How do we capture this complexity? There are precious and fleeting moments when the world is awkwardly and imperfectly united in the struggle for survival, and more recently, in the global protests against police brutality and white supremacy. Academics cannot continue to suture themselves to the same words and worlds that were used to forge the institutions of abuse starkly exposed by the pandemic. Maybe, there is a need for more poetry – not just for appreciating text and aesthetic descriptions, but for the allowance and recognition of feeling feelings that are often denied within the sterile knowledge production process. Moving toward what Maxine Greene calls “wide-awakeness” requires conscious effort to think about our own condition in the world; without keeping ourselves awake, it is not possible to lead a moral life. Is it possible to remain awake while cloistered in academia?
Eyes open, Heart broken: At a distance, together in critical hope
Knowledge production – much like the lives that contribute to it – has always been a fluid and messy relational process, not a static objectified representation of a shared world. Mourning, too, is a process. Neither can happen right now without critical hope. Jeffrey Duncan-Andrade writes about hokey hopeas an enemy of hope. It ignores inequities while offering sedating guidance, such as spoon-feeding the American dream of individualistic hard work to youth who are in under-resourced schools, Or saying things like we are all in this together during a pandemic, as black people die at a disarmingly higher rate than white people, due to the systemic anti-Black oppression that defines the core identity of the United States.
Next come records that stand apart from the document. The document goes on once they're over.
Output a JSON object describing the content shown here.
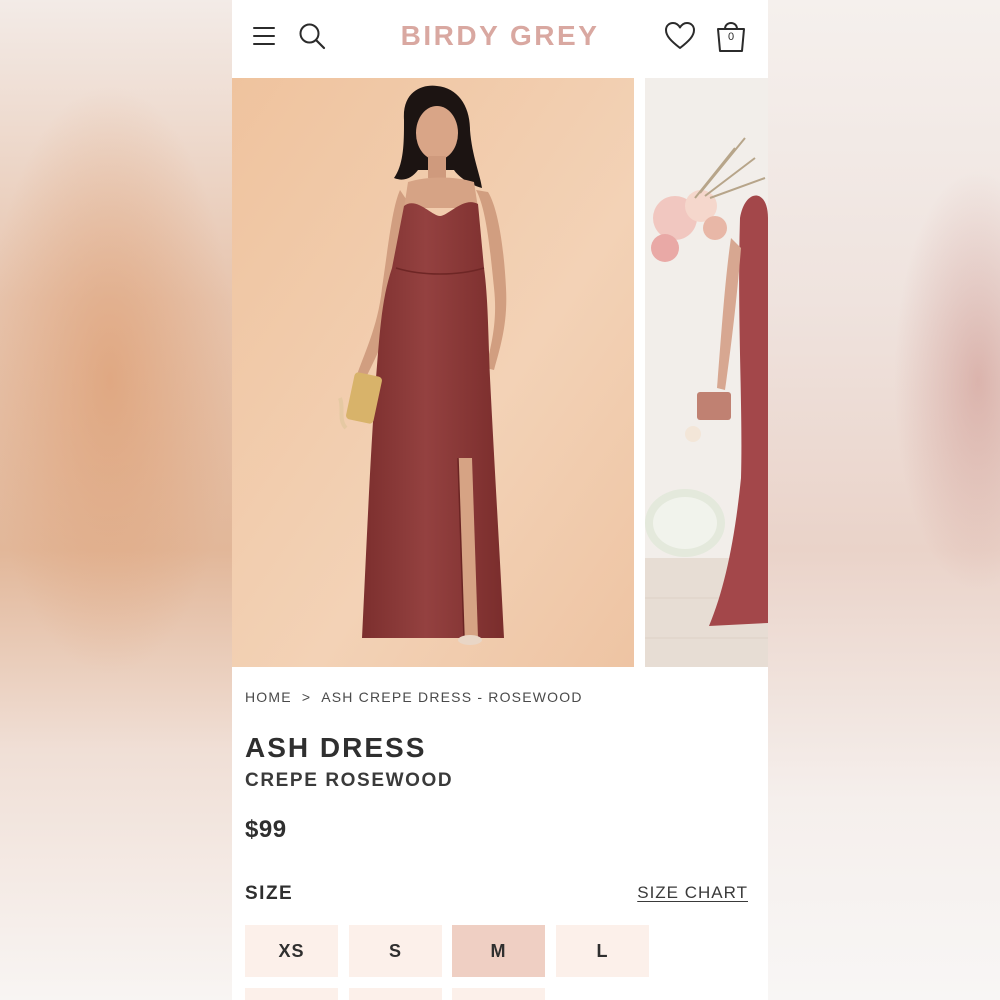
{
  "header": {
    "logo": "BIRDY GREY",
    "cart_count": "0",
    "logo_color": "#d9a8a1"
  },
  "icons": {
    "menu": "hamburger-menu-icon",
    "search": "search-icon",
    "wishlist": "heart-icon",
    "cart": "shopping-bag-icon"
  },
  "gallery": {
    "images": [
      "product-photo-front",
      "product-photo-styled"
    ],
    "dress_color": "#8e3a38",
    "backdrop_color": "#f0c9a7"
  },
  "breadcrumb": {
    "items": [
      "HOME",
      "ASH CREPE DRESS - ROSEWOOD"
    ],
    "separator": ">"
  },
  "product": {
    "title": "ASH DRESS",
    "subtitle": "CREPE ROSEWOOD",
    "price": "$99"
  },
  "size_section": {
    "label": "SIZE",
    "chart_link": "SIZE CHART",
    "options": [
      "XS",
      "S",
      "M",
      "L"
    ],
    "selected": "M",
    "selected_color": "#efcfc3",
    "option_color": "#fcf0ea"
  }
}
Hokey hope during this moment in history delegitimizes consuming pain and unspeakable loss. Critical hope, on the other hand, demands commitment to radical transformation and active struggle. Necessary radical transformation cannot occur unless we believe that this time has the potential to address deeply rooted inequities in our society. This requires critical hope in others and ourselves. Critical hope transforms the pandemic into what Arundhati Roy calls a portal, a gateway between this world to another.
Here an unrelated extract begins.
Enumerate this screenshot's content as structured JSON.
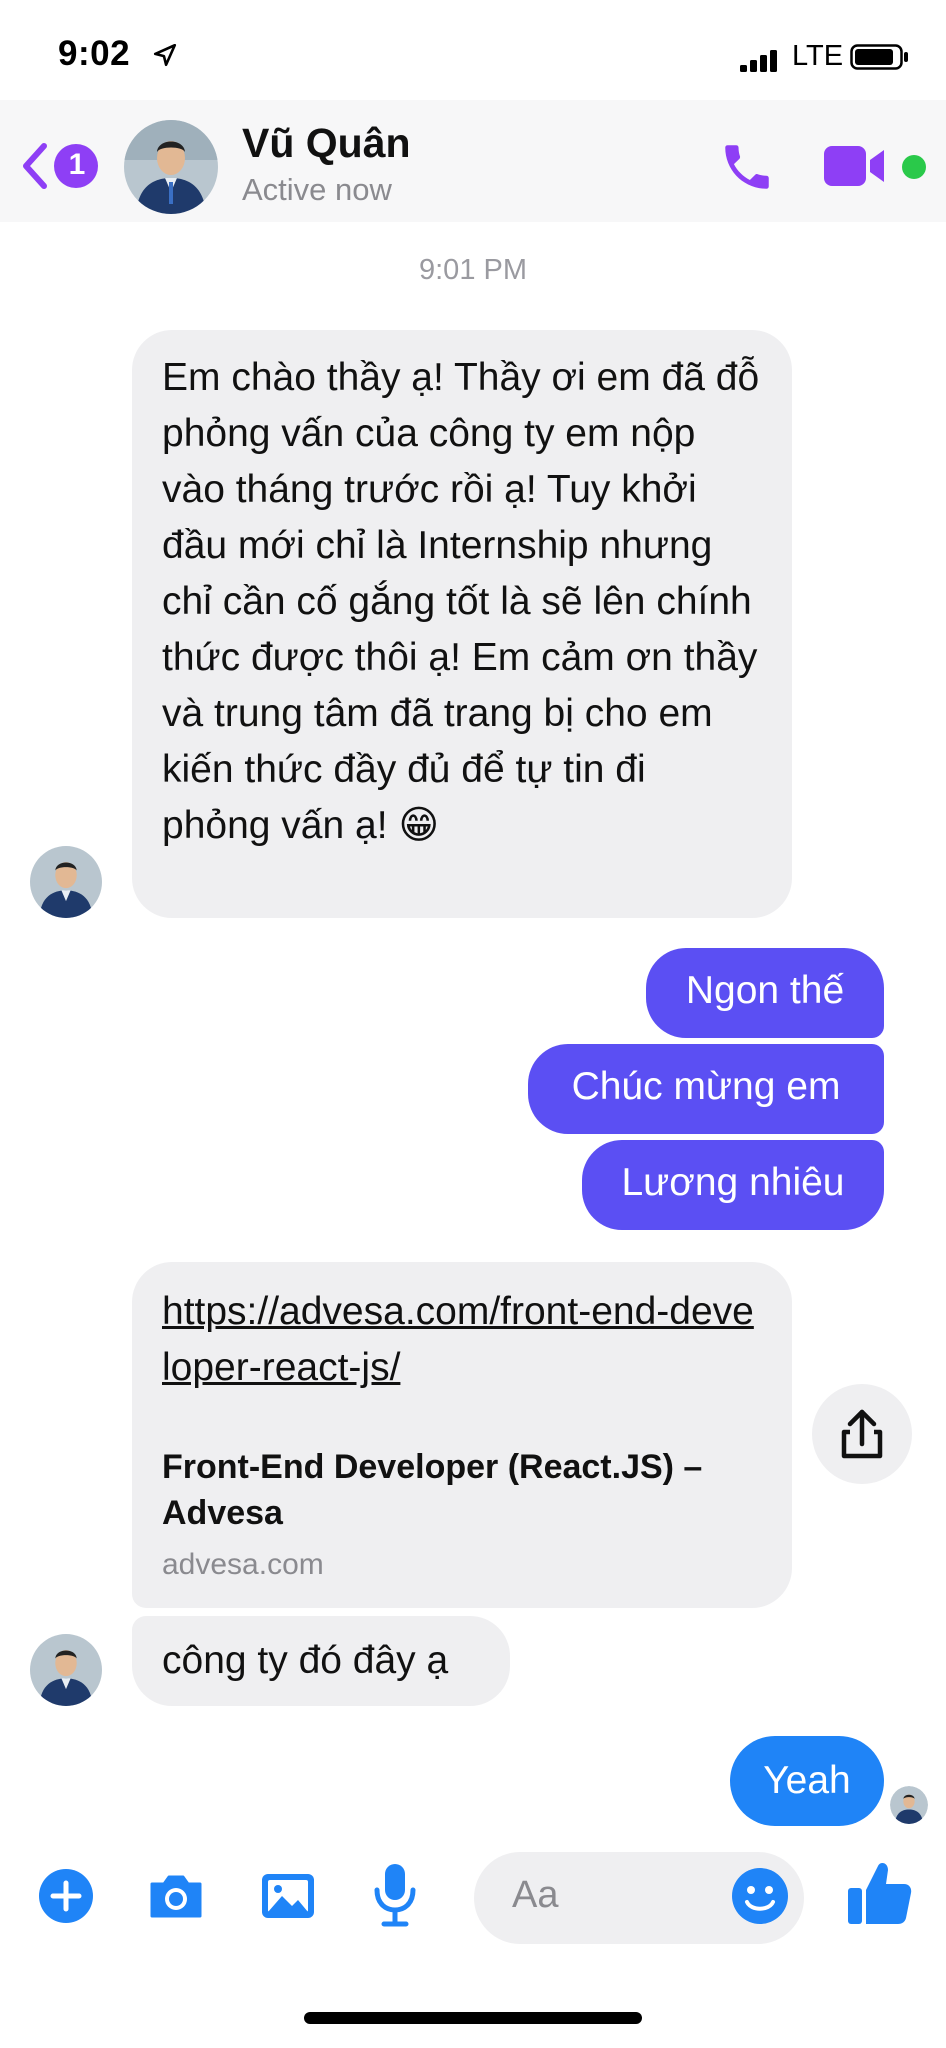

Can academia cultivate and foster and represent this kind of critical hope that ushers us toward new worlds? Can spaces that were built to bolster white supremacy even pretend to have a hand in dismantling it? I see critical hope in the streets. I see critical hope in the heartbreakingly tender expression of Gianna Floyd, George Floyd’s little girl, as she exclaimed, “My daddy changed the world.” I have learned to see that there was always critical hope in my mother’s life, in her wild birds. I’m not sure academia will ever be a source of revolution, but I do know that with this palpable critical hope spilling into the streets, we carry each other through the unthinkable to come, from this world to the next. We have no other choice.